Kehadiran partai politik sebagai suatu alat untuk mencapai tujuan dan memperjuangkan aspirasi melalui wakil-wakilnya di legislatif hendaknya berjalan sesuai dengan mekanisme dan fungsi yang telah digariskan. Namun yang terjadi di Indonesia (pasca reformasi) kepentingan politik lebih dominan daripada kepentingan publik sehingga partai politik tidak mengakar ke publik akibat perbedaan pendapat antara elit politik terhadap suatu kepentingan tertentu. Adanya miltipartai ini mengakibatkan presiden dalam pengambilan keputusan selalu menimbang dampak politik, lebih-lebih partai koalisi yang pada akhirnya akan menjadi bumerang terhadap kekuasaan yang diembannya. Sehingga presiden terikat oleh kekuatan partai politik dan dapat didikte oleh kekuatan partai politik tertentu. Hal ini jauh berbeda dengan sistem presidensil di Amerika Serikat. Di Amerika Serikat, apabila tidak terjadi kesepakatan antara presiden dan legislatif tidak berdampak kepada stabilitas pemerintahan apalagi mengancam posisi presiden. Sedangkan di Indonesia, apabila tidak terjadi kesepakatan antara presiden dengan legislatif, partai politik memainkan perannya untuk menggoyang kebijakan (keluar dari komitmen koalisi atau ancaman menarik menteri dari parpol yang bersangkutan dari kabinet ) apalagi kebijakan yang dianggap merugikan partai politik.
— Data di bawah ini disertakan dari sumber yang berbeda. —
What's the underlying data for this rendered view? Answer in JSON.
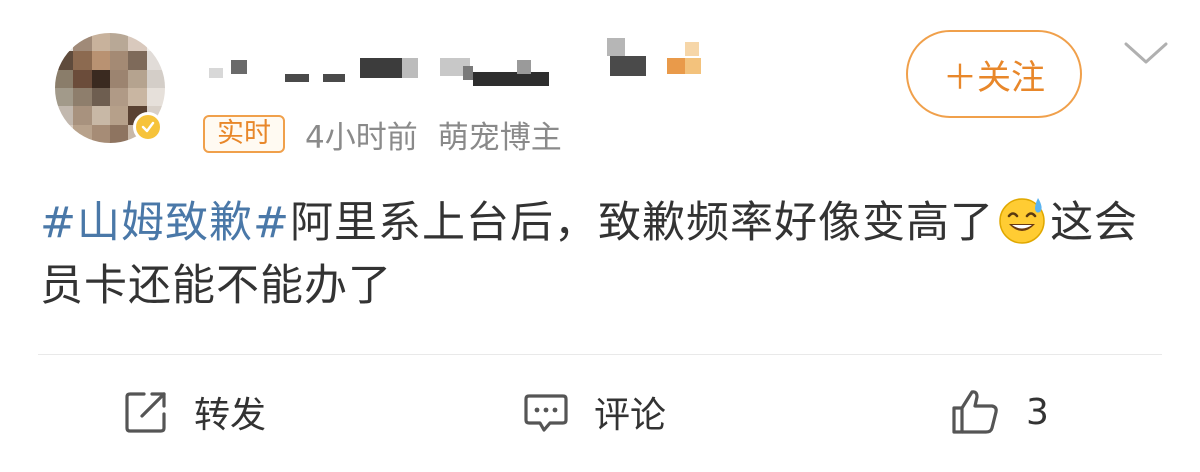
{
  "post": {
    "author": {
      "username_obscured": true,
      "avatar_obscured": true,
      "verified": true
    },
    "tag_realtime": "实时",
    "time": "4小时前",
    "category": "萌宠博主",
    "follow_label": "＋关注",
    "content": {
      "hashtag": "#山姆致歉#",
      "text_1": "阿里系上台后，致歉频率好像变高了",
      "emoji": "sweat-smile-emoji",
      "text_2": "这会员卡还能不能办了"
    }
  },
  "actions": {
    "repost_label": "转发",
    "comment_label": "评论",
    "like_count": "3"
  },
  "colors": {
    "accent_orange": "#e8872a",
    "hashtag_blue": "#4a78a8",
    "text_gray": "#8a8a8a"
  }
}
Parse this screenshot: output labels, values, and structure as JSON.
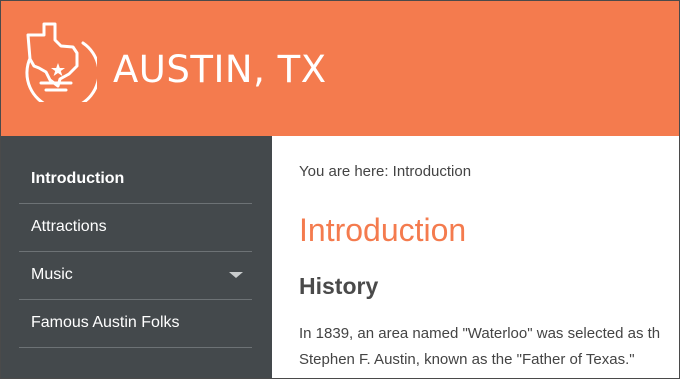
{
  "header": {
    "title": "AUSTIN, TX",
    "logo_icon": "texas-star-logo-icon",
    "bg_color": "#f47b4e"
  },
  "sidebar": {
    "bg_color": "#44494c",
    "items": [
      {
        "label": "Introduction",
        "active": true
      },
      {
        "label": "Attractions",
        "active": false
      },
      {
        "label": "Music",
        "active": false,
        "has_submenu": true,
        "submenu_icon": "caret-down-icon"
      },
      {
        "label": "Famous Austin Folks",
        "active": false
      }
    ]
  },
  "main": {
    "breadcrumb": "You are here: Introduction",
    "page_title": "Introduction",
    "accent_color": "#f47b4e",
    "section_heading": "History",
    "paragraph_lines": [
      "In 1839, an area named \"Waterloo\" was selected as th",
      "Stephen F. Austin, known as the \"Father of Texas.\""
    ]
  }
}
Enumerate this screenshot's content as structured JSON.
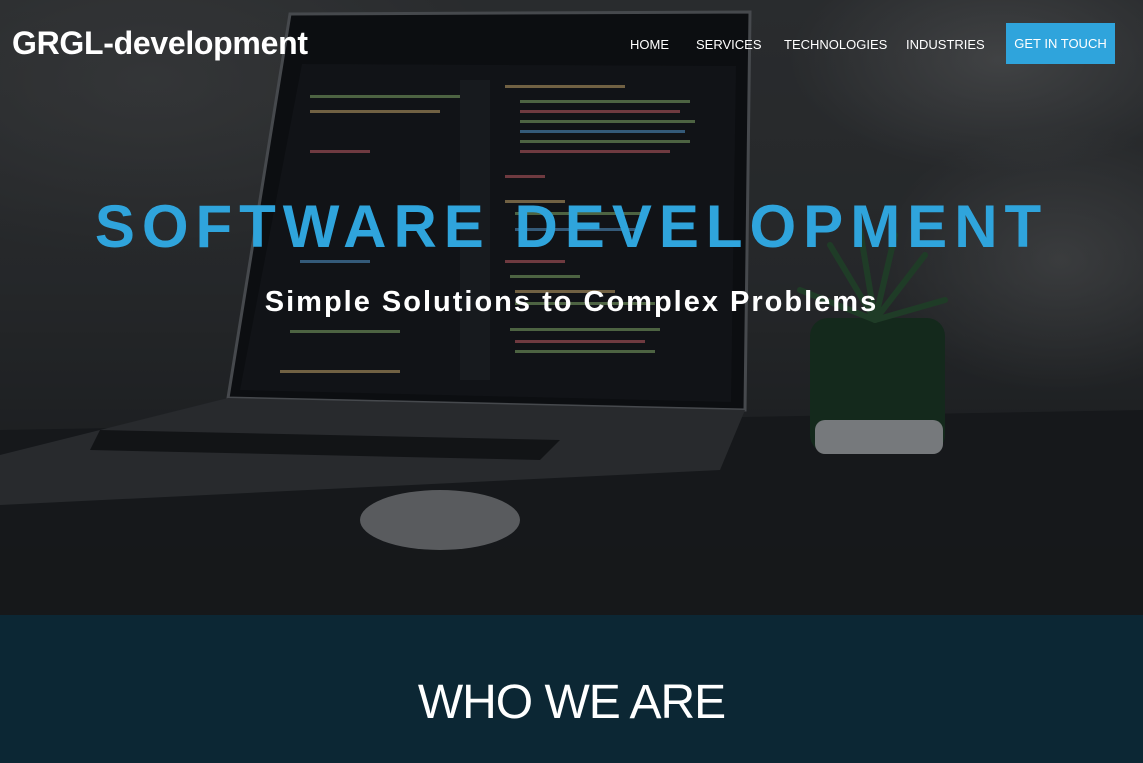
{
  "header": {
    "logo": "GRGL-development",
    "nav": [
      {
        "label": "HOME"
      },
      {
        "label": "SERVICES"
      },
      {
        "label": "TECHNOLOGIES"
      },
      {
        "label": "INDUSTRIES"
      }
    ],
    "cta_label": "GET IN TOUCH"
  },
  "hero": {
    "title": "SOFTWARE DEVELOPMENT",
    "subtitle": "Simple Solutions to Complex Problems"
  },
  "about": {
    "title": "WHO WE ARE"
  },
  "colors": {
    "accent": "#2fa4dc",
    "dark_section": "#0c2734",
    "text_light": "#ffffff"
  }
}
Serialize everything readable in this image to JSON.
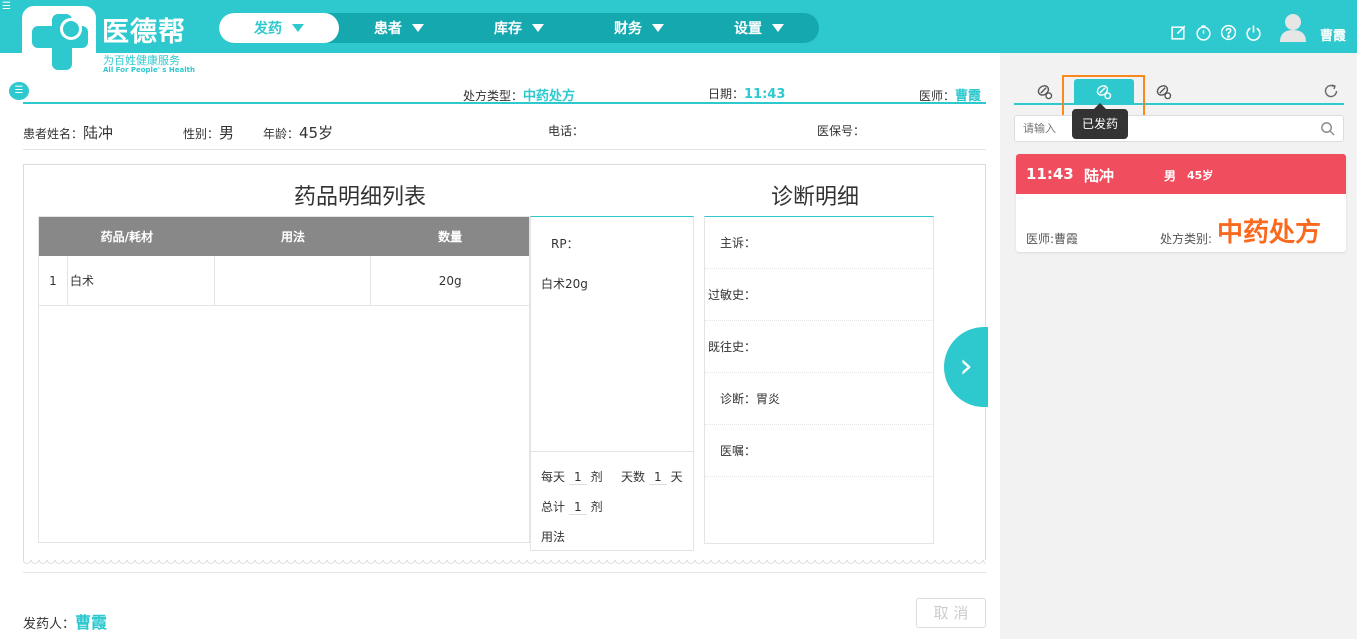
{
  "header": {
    "brand_name": "医德帮",
    "brand_tagline": "为百姓健康服务",
    "brand_tagline_en": "All For People' s Health",
    "nav": [
      {
        "label": "发药",
        "active": true
      },
      {
        "label": "患者",
        "active": false
      },
      {
        "label": "库存",
        "active": false
      },
      {
        "label": "财务",
        "active": false
      },
      {
        "label": "设置",
        "active": false
      }
    ],
    "icons": [
      "edit-icon",
      "timer-icon",
      "help-icon",
      "power-icon"
    ],
    "user_name": "曹霞"
  },
  "prescription": {
    "type_label": "处方类型：",
    "type_value": "中药处方",
    "date_label": "日期：",
    "date_value": "11:43",
    "doctor_label": "医师：",
    "doctor_value": "曹霞"
  },
  "patient": {
    "name_label": "患者姓名：",
    "name_value": "陆冲",
    "gender_label": "性别：",
    "gender_value": "男",
    "age_label": "年龄：",
    "age_value": "45岁",
    "phone_label": "电话：",
    "insurance_label": "医保号："
  },
  "med_list": {
    "title": "药品明细列表",
    "columns": [
      "药品/耗材",
      "用法",
      "数量"
    ],
    "rows": [
      {
        "index": "1",
        "name": "白术",
        "usage": "",
        "quantity": "20g"
      }
    ]
  },
  "rp": {
    "label": "RP：",
    "content": "白术20g",
    "per_day_label": "每天",
    "per_day_value": "1",
    "dose_unit": "剂",
    "days_label": "天数",
    "days_value": "1",
    "days_unit": "天",
    "total_label": "总计",
    "total_value": "1",
    "total_unit": "剂",
    "usage_label": "用法"
  },
  "diagnosis": {
    "title": "诊断明细",
    "rows": [
      "主诉：",
      "过敏史：",
      "既往史：",
      "诊断：胃炎",
      "医嘱："
    ]
  },
  "footer": {
    "dispenser_label": "发药人：",
    "dispenser_value": "曹霞",
    "cancel_label": "取 消"
  },
  "right_panel": {
    "tooltip": "已发药",
    "search_placeholder": "请输入",
    "card": {
      "time": "11:43",
      "name": "陆冲",
      "gender": "男",
      "age": "45岁",
      "doctor": "医师:曹霞",
      "type_label": "处方类别:",
      "type_value": "中药处方"
    }
  },
  "colors": {
    "accent": "#2ec9cf",
    "card_header": "#f04d5e",
    "highlight": "#f7891f",
    "type_value": "#fa6a1e"
  }
}
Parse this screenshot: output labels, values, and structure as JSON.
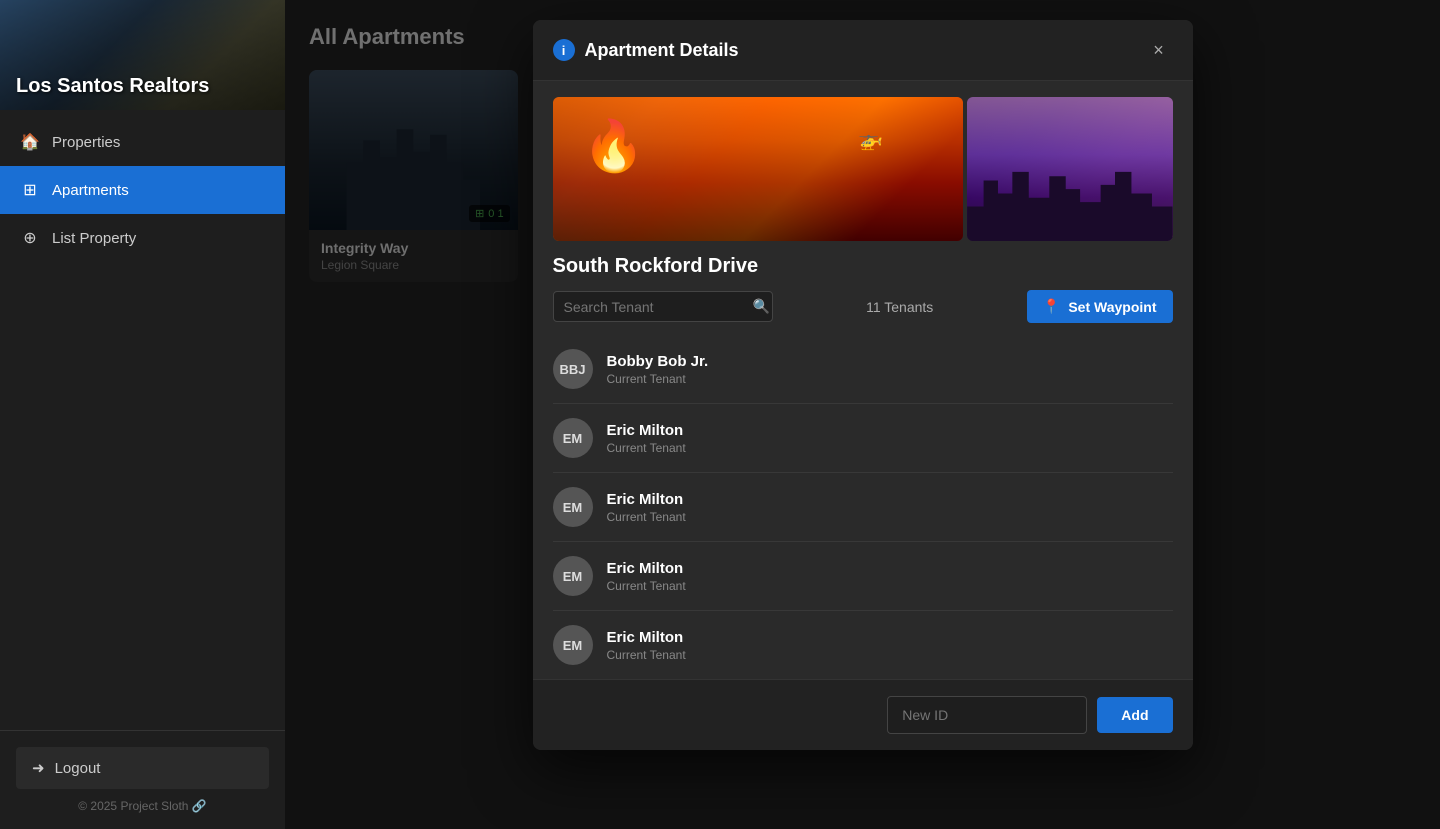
{
  "sidebar": {
    "logo_text": "Los Santos Realtors",
    "nav_items": [
      {
        "id": "properties",
        "label": "Properties",
        "icon": "🏠",
        "active": false
      },
      {
        "id": "apartments",
        "label": "Apartments",
        "icon": "⊞",
        "active": true
      },
      {
        "id": "list-property",
        "label": "List Property",
        "icon": "⊕",
        "active": false
      }
    ],
    "logout_label": "Logout",
    "copyright": "© 2025 Project Sloth 🔗"
  },
  "main": {
    "page_title": "All Apartments",
    "property_card": {
      "name": "Integrity Way",
      "location": "Legion Square",
      "badge": "0 1"
    }
  },
  "modal": {
    "title": "Apartment Details",
    "close_label": "×",
    "apartment_name": "South Rockford Drive",
    "tenant_count": "11 Tenants",
    "search_placeholder": "Search Tenant",
    "waypoint_label": "Set Waypoint",
    "tenants": [
      {
        "initials": "BBJ",
        "name": "Bobby Bob Jr.",
        "status": "Current Tenant"
      },
      {
        "initials": "EM",
        "name": "Eric Milton",
        "status": "Current Tenant"
      },
      {
        "initials": "EM",
        "name": "Eric Milton",
        "status": "Current Tenant"
      },
      {
        "initials": "EM",
        "name": "Eric Milton",
        "status": "Current Tenant"
      },
      {
        "initials": "EM",
        "name": "Eric Milton",
        "status": "Current Tenant"
      }
    ],
    "new_id_placeholder": "New ID",
    "add_label": "Add"
  }
}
Sehingga banyak energi Presiden terbuang untuk melakukan lobi-lobi politik demi kestabilan roda pemerintahan serta langgengnya kekuasaan sampai akhir jabatan. Padahal dalam konstitusi menyatakan bahwa Indonesia menganut Sistem Presidensiil namun dalam prakteknya Indonesia meyelenggarakan sistem parlementer. Ini dapat dilihat ketika pembagian kursi menteri dari lobi-lobi dan kepentingan politik. Belum lagi terjadinya polarisasi ideologi dalam partai politik yang terjadinya mengelompokkan untuk memperjuangkan aspirasi masing-masing. Seharusnya Presiden selaku Kepala eksekutif yang yang dipilih secara langsung oleh rakyat bersifat mandiri dan bebas dari intimidasi parlemen.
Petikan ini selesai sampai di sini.